SJ: Não é verdade, porque qualquer imagem do nosso país dependerá muito da sobrevivência do povo, das condições de sobrevivência do povo e essas condições são deploráveis neste momento. Não há piores condições que viver num país em que não temos hospitais para nos curar e não temos escolas onde aprender, para conhecer melhor o contexto onde vivemos para a sua transformação. Portanto, são viagens populistas e que lamentavelmente são realizadas por um Presidente da República e apoiadas por um governo que tem um líder em silêncio absoluto, como se não fosse o principal responsável pela governação do país.

DW África: Mas perante esta tensão social e uma crise sem fim à vista, como vê o discurso do Presidente da República que é acusado de ameaçar tudo e todos?

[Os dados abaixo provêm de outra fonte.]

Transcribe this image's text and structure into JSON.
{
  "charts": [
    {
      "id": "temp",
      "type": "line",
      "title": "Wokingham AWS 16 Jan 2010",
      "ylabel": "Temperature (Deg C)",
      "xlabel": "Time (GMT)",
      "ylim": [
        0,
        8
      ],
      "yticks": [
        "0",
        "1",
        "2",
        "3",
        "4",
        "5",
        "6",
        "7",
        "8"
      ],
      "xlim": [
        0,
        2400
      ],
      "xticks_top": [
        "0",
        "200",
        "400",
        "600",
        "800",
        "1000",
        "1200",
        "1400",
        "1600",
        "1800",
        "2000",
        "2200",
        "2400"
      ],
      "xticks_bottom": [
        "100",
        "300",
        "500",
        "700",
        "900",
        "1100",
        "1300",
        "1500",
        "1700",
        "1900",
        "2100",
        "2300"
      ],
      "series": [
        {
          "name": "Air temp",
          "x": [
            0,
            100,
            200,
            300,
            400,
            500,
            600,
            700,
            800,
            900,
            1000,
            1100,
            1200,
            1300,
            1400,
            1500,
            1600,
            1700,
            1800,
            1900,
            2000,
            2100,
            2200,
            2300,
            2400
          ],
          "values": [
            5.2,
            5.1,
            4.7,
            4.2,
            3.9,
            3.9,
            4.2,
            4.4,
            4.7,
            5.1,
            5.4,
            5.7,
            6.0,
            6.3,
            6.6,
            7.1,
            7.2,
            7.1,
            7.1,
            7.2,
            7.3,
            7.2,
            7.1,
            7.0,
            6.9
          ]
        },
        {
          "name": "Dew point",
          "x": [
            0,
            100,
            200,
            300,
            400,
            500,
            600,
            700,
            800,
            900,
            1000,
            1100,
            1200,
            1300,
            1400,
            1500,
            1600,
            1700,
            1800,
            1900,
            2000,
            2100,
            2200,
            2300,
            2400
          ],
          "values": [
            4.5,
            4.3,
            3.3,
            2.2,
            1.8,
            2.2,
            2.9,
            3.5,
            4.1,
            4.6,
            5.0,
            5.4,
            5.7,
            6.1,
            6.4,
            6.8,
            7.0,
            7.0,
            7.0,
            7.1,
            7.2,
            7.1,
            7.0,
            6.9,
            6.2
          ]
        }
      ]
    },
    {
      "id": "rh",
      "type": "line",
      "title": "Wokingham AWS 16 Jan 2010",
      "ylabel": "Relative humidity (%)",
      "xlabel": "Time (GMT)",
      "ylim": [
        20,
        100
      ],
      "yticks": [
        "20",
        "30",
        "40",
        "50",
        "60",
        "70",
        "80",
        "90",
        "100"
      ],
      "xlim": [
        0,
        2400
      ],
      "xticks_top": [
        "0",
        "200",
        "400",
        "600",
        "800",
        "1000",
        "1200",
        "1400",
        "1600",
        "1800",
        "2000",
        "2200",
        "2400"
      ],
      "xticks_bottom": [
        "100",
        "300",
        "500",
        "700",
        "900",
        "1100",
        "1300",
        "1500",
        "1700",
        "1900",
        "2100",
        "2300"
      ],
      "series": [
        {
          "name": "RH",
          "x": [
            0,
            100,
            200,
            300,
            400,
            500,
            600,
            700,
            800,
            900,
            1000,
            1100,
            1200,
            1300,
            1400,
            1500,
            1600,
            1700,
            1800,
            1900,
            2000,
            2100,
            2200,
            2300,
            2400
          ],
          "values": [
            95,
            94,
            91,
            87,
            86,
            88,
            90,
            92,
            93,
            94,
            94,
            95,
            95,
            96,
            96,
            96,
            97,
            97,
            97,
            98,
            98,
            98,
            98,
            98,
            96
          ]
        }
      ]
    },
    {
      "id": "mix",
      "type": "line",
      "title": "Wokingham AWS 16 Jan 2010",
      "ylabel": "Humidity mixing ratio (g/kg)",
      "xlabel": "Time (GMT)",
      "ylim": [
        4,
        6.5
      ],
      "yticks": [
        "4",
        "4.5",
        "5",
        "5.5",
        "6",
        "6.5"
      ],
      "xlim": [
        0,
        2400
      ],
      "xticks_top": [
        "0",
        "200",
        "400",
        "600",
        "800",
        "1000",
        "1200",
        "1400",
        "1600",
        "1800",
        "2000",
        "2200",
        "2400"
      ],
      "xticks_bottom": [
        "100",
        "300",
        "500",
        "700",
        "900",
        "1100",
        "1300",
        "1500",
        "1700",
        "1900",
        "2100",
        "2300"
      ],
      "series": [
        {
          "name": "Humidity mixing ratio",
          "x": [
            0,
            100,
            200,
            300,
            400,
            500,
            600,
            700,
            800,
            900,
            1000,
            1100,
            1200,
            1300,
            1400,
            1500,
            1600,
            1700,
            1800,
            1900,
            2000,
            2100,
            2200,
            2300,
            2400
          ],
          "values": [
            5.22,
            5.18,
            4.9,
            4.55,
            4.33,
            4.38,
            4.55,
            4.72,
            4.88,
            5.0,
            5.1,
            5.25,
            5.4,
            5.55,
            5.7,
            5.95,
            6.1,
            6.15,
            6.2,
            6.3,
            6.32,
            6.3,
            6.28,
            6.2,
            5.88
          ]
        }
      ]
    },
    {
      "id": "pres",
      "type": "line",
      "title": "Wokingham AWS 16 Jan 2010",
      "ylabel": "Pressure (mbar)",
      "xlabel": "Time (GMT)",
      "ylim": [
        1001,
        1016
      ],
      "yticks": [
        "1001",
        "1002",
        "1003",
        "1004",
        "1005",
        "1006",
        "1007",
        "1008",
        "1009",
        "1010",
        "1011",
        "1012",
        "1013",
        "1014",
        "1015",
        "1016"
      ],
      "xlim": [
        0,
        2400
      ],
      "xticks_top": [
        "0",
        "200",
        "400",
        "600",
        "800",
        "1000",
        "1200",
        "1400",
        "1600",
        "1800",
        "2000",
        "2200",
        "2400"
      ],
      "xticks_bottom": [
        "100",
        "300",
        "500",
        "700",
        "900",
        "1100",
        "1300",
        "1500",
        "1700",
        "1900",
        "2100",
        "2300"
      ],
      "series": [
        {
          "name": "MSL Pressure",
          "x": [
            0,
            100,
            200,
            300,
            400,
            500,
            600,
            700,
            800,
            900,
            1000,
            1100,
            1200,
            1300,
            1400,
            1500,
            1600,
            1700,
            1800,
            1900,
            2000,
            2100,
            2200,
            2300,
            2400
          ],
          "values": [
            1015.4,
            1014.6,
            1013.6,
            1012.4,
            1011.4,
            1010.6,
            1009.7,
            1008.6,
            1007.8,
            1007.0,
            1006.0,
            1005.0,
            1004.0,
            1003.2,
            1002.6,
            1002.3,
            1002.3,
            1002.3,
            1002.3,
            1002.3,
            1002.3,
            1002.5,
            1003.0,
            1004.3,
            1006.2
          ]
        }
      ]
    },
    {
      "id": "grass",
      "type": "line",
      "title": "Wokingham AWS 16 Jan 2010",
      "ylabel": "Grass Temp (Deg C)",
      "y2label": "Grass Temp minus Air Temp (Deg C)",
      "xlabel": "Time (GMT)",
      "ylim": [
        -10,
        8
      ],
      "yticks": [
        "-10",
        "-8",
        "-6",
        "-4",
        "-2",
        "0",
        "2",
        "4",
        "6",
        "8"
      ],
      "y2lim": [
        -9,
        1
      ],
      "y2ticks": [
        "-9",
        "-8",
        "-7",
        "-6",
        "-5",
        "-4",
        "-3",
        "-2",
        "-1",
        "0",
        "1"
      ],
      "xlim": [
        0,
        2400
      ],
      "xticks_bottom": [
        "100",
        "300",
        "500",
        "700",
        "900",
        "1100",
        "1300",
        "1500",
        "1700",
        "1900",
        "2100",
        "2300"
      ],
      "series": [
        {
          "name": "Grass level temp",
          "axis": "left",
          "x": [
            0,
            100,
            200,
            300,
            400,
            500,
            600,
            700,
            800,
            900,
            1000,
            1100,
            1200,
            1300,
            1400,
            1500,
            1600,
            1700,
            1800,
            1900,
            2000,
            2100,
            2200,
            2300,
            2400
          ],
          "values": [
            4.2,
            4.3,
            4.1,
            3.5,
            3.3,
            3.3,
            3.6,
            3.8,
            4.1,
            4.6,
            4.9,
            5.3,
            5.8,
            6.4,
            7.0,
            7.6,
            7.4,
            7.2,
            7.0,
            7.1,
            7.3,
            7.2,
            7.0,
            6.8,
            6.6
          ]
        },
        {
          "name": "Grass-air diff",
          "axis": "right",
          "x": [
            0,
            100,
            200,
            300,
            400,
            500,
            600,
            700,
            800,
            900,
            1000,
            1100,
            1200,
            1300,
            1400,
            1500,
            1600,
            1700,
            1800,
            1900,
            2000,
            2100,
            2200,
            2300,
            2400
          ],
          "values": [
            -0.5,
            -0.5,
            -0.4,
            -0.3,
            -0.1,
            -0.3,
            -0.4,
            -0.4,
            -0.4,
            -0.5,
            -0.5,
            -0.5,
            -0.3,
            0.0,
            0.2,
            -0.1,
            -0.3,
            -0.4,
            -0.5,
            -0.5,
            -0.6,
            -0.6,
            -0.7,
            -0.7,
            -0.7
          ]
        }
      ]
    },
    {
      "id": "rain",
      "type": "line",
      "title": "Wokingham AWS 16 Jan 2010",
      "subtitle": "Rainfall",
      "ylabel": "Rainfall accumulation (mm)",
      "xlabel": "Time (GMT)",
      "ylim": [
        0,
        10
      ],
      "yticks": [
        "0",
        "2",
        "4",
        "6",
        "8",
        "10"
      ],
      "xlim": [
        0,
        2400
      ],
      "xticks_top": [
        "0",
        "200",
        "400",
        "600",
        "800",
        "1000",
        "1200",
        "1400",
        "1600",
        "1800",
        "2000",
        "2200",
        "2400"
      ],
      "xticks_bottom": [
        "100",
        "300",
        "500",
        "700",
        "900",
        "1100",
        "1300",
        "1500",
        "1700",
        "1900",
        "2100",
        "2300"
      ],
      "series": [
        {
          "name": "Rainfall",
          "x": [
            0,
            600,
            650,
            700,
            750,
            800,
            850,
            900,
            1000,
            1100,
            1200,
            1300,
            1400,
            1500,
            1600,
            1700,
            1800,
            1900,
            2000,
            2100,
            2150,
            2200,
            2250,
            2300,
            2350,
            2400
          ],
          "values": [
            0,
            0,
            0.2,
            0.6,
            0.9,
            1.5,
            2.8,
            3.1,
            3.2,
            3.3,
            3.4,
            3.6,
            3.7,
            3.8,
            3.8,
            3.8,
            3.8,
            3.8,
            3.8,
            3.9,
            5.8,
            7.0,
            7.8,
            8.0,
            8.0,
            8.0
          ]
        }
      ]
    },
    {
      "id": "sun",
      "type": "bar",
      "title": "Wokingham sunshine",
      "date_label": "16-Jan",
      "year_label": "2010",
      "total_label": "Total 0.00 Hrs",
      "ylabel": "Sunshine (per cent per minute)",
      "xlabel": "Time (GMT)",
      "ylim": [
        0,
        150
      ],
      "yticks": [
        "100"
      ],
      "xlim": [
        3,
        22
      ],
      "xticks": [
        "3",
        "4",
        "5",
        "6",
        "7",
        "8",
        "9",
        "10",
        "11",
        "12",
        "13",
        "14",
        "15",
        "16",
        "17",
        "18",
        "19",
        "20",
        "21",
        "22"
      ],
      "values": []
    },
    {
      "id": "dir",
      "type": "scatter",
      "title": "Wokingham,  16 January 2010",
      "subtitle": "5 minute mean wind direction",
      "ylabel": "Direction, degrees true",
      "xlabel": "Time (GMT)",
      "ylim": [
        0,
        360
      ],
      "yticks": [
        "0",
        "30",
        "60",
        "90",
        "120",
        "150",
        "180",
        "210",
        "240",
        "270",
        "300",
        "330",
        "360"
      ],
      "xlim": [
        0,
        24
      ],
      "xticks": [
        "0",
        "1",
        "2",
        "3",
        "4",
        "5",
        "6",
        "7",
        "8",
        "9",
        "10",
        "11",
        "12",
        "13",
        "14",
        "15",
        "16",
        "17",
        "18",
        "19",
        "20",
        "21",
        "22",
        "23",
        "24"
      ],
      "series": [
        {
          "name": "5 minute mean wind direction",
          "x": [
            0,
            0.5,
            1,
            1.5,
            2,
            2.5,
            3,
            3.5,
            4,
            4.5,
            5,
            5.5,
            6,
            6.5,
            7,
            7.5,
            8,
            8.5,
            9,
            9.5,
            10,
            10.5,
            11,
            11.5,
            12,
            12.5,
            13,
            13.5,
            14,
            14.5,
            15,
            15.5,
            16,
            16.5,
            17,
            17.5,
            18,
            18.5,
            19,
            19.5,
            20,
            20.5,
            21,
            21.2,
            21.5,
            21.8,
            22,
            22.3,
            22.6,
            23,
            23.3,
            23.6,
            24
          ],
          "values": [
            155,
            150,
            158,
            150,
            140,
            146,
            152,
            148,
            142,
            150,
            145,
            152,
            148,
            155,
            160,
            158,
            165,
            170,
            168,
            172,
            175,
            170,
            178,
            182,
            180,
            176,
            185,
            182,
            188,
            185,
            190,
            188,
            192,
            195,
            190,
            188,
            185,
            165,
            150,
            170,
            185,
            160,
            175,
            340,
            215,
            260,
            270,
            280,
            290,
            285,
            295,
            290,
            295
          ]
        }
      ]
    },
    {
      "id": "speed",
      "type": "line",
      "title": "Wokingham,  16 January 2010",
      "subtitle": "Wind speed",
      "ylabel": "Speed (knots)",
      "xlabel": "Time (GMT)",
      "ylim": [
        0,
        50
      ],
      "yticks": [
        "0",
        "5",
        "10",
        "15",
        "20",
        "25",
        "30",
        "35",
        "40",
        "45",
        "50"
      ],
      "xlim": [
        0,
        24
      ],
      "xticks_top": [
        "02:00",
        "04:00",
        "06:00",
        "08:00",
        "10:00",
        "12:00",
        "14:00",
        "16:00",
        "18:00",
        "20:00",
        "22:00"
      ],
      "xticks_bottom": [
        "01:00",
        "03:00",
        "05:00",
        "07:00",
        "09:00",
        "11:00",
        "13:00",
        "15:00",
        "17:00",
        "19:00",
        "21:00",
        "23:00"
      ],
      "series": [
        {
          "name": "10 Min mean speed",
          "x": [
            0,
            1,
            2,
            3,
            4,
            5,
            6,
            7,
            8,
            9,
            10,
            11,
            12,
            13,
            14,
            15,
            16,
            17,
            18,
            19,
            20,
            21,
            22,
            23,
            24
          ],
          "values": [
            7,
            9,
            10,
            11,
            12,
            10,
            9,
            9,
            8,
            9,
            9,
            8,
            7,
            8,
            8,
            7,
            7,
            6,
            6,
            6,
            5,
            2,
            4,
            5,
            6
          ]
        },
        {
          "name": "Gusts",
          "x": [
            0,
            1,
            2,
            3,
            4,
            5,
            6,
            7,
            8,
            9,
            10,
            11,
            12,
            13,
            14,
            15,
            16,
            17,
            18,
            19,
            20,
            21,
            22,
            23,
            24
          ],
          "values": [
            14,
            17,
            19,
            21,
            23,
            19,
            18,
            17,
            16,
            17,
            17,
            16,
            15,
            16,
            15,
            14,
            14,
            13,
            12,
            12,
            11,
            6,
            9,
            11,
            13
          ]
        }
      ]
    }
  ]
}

SJ: O discurso de Umaro Sissoco Embaló é um discurso absolutamente autoritário e um discurso baseado em prepotência. É o próprio Umaro Sissoco Embaló que se intitula único chefe do país. O próprio Umaro Sissoco Embaló, como todos sabemos, ordenou ao Governo para cessar todas as negociações com os sindicatos a reivindicar as suas legítimas demandas ao governo, demandas que têm a ver com os seus direitos de salários, de melhores condições de vida, como todos nós sabemos a partir de informações públicas. E é o próprio Presidente da República que também chantageia a classe trabalhadora com ameaças de congelar o seu salário e o governo vai nessa cantiga.